Ich bin nach Buenos Aires – natürlich – zum Studieren gekommen. Die UNTREF (Universidad Nacional de Tres de Febrero) ist eine kleine Universität, deren Masterangebote ziemlich interessant und spezialisiert sind. Ich habe das große Glück, quasi aus allen möglichen Studiengängen jene Kurse auswählen zu können, die besonders gut zu meinem Profil passen. Ich habe mich hauptsächlich für Kurse aus dem Master zu Migrations- und Asylpolitik entschieden. Allerdings sollte ich auch, der Fairness wegen, erwähnen, dass sich meine Unizeiten in Grenzen halten. Bisher habe ich nur einen Kurs pro Woche, der dann zwar 4h am Stück dauert, doch ich kann mich wirklich nicht beschweren. Das Lesepensum ist groß, aber machbar, wöchentlich muss ein kleiner Essay abgegeben werden, der jedoch unbenotet bleibt. Ja, ich muss was für die Uni tun – aber mir bleibt auch noch genug Zeit, für richtigen Freizeitstress.
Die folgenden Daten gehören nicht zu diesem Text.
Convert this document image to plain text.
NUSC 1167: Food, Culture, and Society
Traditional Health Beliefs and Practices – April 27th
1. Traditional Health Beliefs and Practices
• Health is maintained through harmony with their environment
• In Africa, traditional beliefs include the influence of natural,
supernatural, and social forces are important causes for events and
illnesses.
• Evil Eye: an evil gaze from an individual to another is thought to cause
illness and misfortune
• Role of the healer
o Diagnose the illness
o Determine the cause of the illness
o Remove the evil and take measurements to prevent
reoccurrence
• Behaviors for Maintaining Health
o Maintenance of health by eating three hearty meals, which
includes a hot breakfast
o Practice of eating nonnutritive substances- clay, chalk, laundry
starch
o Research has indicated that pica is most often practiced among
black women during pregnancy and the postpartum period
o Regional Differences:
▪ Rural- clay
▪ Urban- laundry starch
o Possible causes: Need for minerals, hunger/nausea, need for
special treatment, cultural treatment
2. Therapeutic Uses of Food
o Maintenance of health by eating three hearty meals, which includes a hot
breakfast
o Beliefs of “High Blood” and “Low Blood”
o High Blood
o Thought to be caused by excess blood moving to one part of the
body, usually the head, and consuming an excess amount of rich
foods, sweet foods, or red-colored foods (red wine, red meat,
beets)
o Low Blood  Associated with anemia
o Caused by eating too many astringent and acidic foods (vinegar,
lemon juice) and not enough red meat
Nichtsdestotrotz ist das Institut hier natürlich ein großer Teil meines Buenos Aires-Lebens, denn es ist gänzlich unterschiedlich zu anderen Universitäten.

Das Politikinstitut befindet sich nicht am Hauptsitz der Uni, sondern in einem ganz normalen Wohngebäude im achten Stockwerk. Dort gibt es drei Büros, eine Bibliothek mit gefühlt 50 Büchern und hauptsächlich leeren Regalen und einen einzigen Unterrichtsraum mit schlechter Luft. Gemeinsam mit meinen Kommilitonen sitze ich dann ein Mal die Woche von 18 bis 20 Uhr auf kleinen Stühlen mit einem hochklappbaren Tisch, der an der Seite angebracht ist. Jene Stühle, die ich noch aus der Grundschule kenne und die damals in der zweiten Klasse aussortiert wurden. Besonders viel Platz, um sich kreativ auszubreiten, bleibt da nicht. Muss aber auch gar nicht, denn es wird hauptsächlich diskutiert und dem Dozenten zugehört. Die anderen Studenten sind alle älter als ich, sie arbeiten bereits und sind als Anwälte, Sozialarbeiter oder in der nationalen Administration tätig. Einen Master zu machen ist für sie schon Luxus und wird als eine Art Fortbildung verstanden, denn sie haben täglich mit dem zu tun, worüber wir lesen und reden: Die Integration und Sozialisierung von Migranten, vor allem aus den angrenzenden Ländern, und die Vorurteile ihnen gegenüber. Wir sprechen viel über Erfahrungen, Fakten und aktuelle Zahlen. Zum Beispiel darüber, wieviele Einwanderer tatsächlich die Jobs der Einheimischen “besetzen”, ein Argument, das hier genauso vorhanden ist wie überall sonst auf der Welt. Mir gefällt es wirklich gut, Statistiken und Grafiken zu sehen, die die Gegebenheiten anschaulich darstellen und mir eine Idee davon geben, wie die soziale und wirtschaftliche Situation Argentiniens aussieht. Natürlich möchte ich die Theorien zu sozialer Ungleichheit, kulturellen Veränderungen und sozialen Problemen, wie wir sie in Konstanz besprechen, nicht missen – doch die Lehre hier ist erfrischend anders (für mich). Der Kurs wird von mehreren Dozenten gehalten, zunächst zum Beispiel von einer Politikwissenschaftlerin, dann von einer Soziologin, schließlich gestern von einer Psychologin. Das macht den Inhalt sehr vielseitig, manchmal etwas zusammenhanglos, aber dabei trotzdem immer interessant.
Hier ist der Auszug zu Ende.